Voici qu'en ce
mois de mars, le théâtre du Lucernaire, à Paris, met en scène le "George
Dandin" de Molière, grinçante farce qui conte les malheurs d'un homme dupé
et humilié pour s'être lui-même fourvoyé dans une situation qui le dépasse et
où il va d'abdications en renoncements.
Comment ne pas
penser à notre gauche de gouvernement, qui après toutes ces mesures reprenant
sous un autre nom des dispositions du pouvoir qu'elle remplace et qu'elle avait
en d'autres temps férocement fustigées, se voit à présent engagée dans la voie
d'une réforme des retraites et même – horresco
referens – du réajustement de la taxation des carburants, dossier explosif
s'il en est ?
Comment ne pas
s'interroger sur les obscures raisons qui lui ont fait briguer le pouvoir au
moment précis où elle aurait dû tout mettre en œuvre pour que ce soit la droite
qui ait à gérer l'avalanche de mesures impopulaires que la conjoncture
économique promettait à coup sûr ?
Il semble
difficile d'imaginer que les stratèges du PS aient mal évalué la gravité et la
complexité de la situation. Sauf à vivre sur une autre planète, il s'agissait
d'une évidence. On pouvait certes imaginer la venue de jours meilleurs, espérer
on ne sait quel miracle qui ramènerait la croissance et permettrait de rétablir
les comptes en douceur, mais aucun économiste sérieux n'y croyait et l'on ne
prend pas la direction d'un état en tirant des plans sur la comète ou en
attendant la descente du Père Noël. Pourquoi donc s'être donné tant de mal,
avoir enflammé les foules des meetings en clamant que le changement, c'était
maintenant ? Pourquoi avoir improvisé à la tribune de fulgurantes propositions
comme cette taxation à 75% dont tout expert savait qu'elle serait considérée
inconstitutionnelle ? Pourquoi s'être lancé en direct dans cette imposante
anaphore, qui laissa pantois l'adversaire, et dont nous voyons l'un après
l'autre les termes démentis par l'action réellement menée ?
Peut-être la
réponse est-elle limpide, dans sa simplicité. Ce n'est pas même une volonté de
gagner après une longue éclipse qui suscitait cette ardeur puisque gagner dans de
telles conditions préparait à coup sûr une future perdition. Non ! Il
n'existait qu'une seule, unique, irrésistible motivation : battre Nicolas Sarkozy.
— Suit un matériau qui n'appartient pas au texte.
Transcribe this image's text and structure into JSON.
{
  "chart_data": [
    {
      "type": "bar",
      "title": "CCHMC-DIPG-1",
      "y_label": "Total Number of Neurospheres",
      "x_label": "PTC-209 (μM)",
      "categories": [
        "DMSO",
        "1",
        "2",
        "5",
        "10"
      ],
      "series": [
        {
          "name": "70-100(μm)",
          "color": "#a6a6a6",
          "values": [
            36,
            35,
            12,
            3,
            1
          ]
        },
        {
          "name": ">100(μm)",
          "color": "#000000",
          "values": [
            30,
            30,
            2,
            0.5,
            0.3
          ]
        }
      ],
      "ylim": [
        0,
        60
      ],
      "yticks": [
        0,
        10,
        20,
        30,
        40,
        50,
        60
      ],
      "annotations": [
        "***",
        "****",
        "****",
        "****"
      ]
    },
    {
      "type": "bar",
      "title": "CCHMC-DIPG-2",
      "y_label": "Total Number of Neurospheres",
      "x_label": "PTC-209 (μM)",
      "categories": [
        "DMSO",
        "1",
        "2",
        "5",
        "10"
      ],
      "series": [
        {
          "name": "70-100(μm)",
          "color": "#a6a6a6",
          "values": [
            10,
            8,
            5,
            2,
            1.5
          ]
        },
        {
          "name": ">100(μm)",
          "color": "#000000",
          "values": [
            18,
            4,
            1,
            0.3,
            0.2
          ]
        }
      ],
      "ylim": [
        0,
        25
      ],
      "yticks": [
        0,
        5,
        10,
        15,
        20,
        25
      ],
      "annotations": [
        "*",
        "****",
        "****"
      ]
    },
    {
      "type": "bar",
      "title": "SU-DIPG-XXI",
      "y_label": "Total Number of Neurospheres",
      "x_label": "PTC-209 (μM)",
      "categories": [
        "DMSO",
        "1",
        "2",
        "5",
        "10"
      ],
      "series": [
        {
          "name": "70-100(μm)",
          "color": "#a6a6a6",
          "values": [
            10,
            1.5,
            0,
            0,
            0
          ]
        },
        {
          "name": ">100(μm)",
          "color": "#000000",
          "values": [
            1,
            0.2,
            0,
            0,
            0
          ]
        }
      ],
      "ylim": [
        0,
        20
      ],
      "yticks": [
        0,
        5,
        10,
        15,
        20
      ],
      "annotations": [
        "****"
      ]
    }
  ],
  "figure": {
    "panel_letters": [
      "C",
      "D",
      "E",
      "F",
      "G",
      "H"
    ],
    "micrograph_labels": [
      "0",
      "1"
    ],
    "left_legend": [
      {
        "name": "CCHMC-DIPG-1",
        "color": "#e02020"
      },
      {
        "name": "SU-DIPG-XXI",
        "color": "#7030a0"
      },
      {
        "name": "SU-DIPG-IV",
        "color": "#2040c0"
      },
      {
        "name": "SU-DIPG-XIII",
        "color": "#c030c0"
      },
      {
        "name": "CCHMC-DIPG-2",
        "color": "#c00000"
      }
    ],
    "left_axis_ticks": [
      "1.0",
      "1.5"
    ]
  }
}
Le changement, c'était bien maintenant, mais il se limitait à une substitution
de personne : François Hollande remplaçait à l'Elysée Nicolas Sarkozy. Point
final. Le changement était intervenu le soir du 6 mai 2012. Le rideau pouvait
tomber, se rouvrir, et la même représentation se poursuivre, simplement avec
d'autres acteurs.
L'opinion s'en
est-elle satisfaite (et nous parlons là évidemment de ceux qui avaient cru au
changement et y crurent encore quelques mois) ? Il semble bien que non, si l'on
observe les résultats des instituts de sondage. Le public siffle et ce n'est
qu'un début, avec ce qui s'annonce !
N'aurait-il
pas été préférable, dans une perspective de gauche, que ce soit précisément la
droite qui se charge de cette rude tâche ? Cela aurait même permis de
critiquer, de pourfendre, de se moquer… Hélas ! Ce n'est plus possible. Ce sont
les rameurs du PS qui sont aux avirons de la galère et la mer grossit, le ciel
se plombe…
Alors, voilà qu'on
entend George Dandin qui gémit sur lui-même: "Vous l'avez voulu ! Vous l'avez voulu, George Dandin ! Vous l'avez
voulu ! Cela vous sied si bien et vous voilà ajusté comme il faut : vous avez
justement ce que vous méritez…". George Dandin. Acte I, scène 9).